Ja, er hat die Autobahnen bauen lassen. Allerdings ist fragwürdig, wie viel Anteil er wirklich an diesem Projekt hatte. Die erste deutsche „Autobahn“ wurde schon 1921 unter dem Namen AVUS in Berlin eröffnet, 1929 fiel der Begriff „Autobahn“ erstmals im Zusammenhang mit dem Projekt „Hafraba“, einer Schnellstraße von Hamburg über Frankfurt nach Basel. 1932 benannte sich die Fachzeitschrift des Projekts von Hafraba als Analogie zur „Eisenbahn“ in „Autobahn“ um.

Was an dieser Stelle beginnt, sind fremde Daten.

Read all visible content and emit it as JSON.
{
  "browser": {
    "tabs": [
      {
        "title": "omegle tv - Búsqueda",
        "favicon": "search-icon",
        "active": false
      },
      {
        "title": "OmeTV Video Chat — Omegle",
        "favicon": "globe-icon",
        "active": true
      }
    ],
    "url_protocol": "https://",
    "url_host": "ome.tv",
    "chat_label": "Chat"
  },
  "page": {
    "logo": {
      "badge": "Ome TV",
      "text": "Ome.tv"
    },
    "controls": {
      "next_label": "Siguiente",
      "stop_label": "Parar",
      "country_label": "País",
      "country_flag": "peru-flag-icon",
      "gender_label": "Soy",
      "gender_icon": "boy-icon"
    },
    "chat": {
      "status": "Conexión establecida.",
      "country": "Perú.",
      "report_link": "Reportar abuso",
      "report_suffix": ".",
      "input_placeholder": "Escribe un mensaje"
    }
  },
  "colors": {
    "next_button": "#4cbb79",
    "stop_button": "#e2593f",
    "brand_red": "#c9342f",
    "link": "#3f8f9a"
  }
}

Schon 1927 existierten in der Weimarer Republik Pläne für ein 22.000 Kilometer langes Fernstraßennetz, die allerdings durch den Börsenkrach durchkreuzt wurden.
Ironischerweise war Hitler zuerst ein Gegner dieses Projekts, bis die strategische Bedeutung der Autobahn für effizienten Truppentransport klar wurde. 1933 und 1934 griffen die Nazis die Pläne der Weimarer Republik auf und spannen diese weiter; die finanziellen Probleme, die sich dadurch ergaben, wurden durch massive Verschuldungspolitik kurzfristig umgangen. Insofern ist es gut möglich, dass die Autobahn auch ohne Hitler gebaut worden wäre.